Locally Hosted Distro: You may want to run Llama Stack on your own hardware. Typically though, you still need to use Inference via an external service. You can use providers like HuggingFace TGI, Fireworks, Together, etc. for this purpose. Or you may have access to GPUs and can run a vLLM or NVIDIA NIM instance. If you “just” have a regular desktop machine, you can use Ollama for inference. To provide convenient quick access to these options, we provide a number of such pre-configured locally-hosted Distros.

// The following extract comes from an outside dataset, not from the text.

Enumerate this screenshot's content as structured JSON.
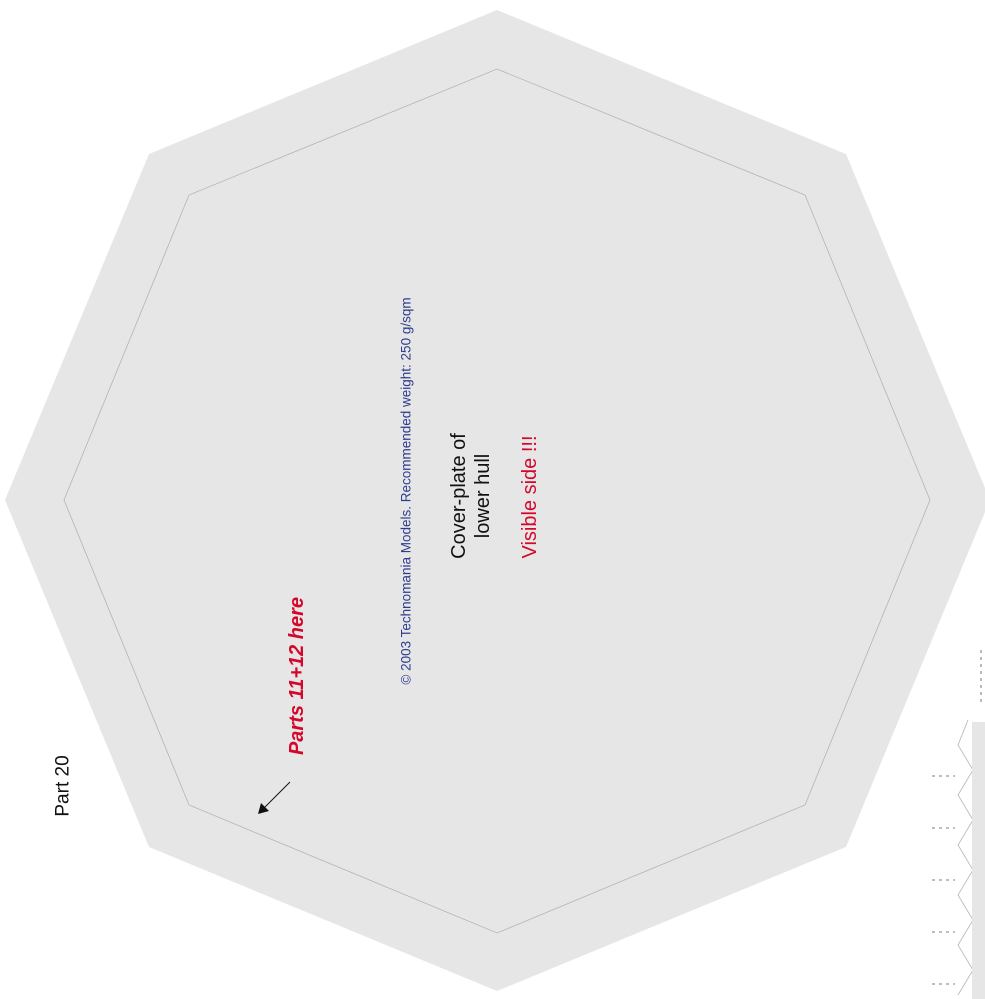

On-device Distro: To run Llama Stack directly on an edge device (mobile phone or a tablet), we provide Distros for iOS and Android
Resources
Some of these APIs are associated with a set of Resources. Here is the mapping of APIs to resources:
Inference, Eval and Post Training are associated with
Model
resources.Safety is associated with
Shield
resources.Tool Runtime is associated with
ToolGroup
resources.DatasetIO is associated with
Dataset
resources.VectorIO is associated with
VectorDB
resources.Scoring is associated with
ScoringFunction
resources.Eval is associated with
Model
andBenchmark
resources.
Furthermore, we allow these resources to be federated across multiple providers. For example, you may have some Llama models served by Fireworks while others are served by AWS Bedrock. Regardless, they will all work seamlessly with the same uniform Inference API provided by Llama Stack.
Registering Resources
Given this architecture, it is necessary for the Stack to know which provider to use for a given resource. This means you need to explicitly register resources (including models) before you can use them with the associated APIs.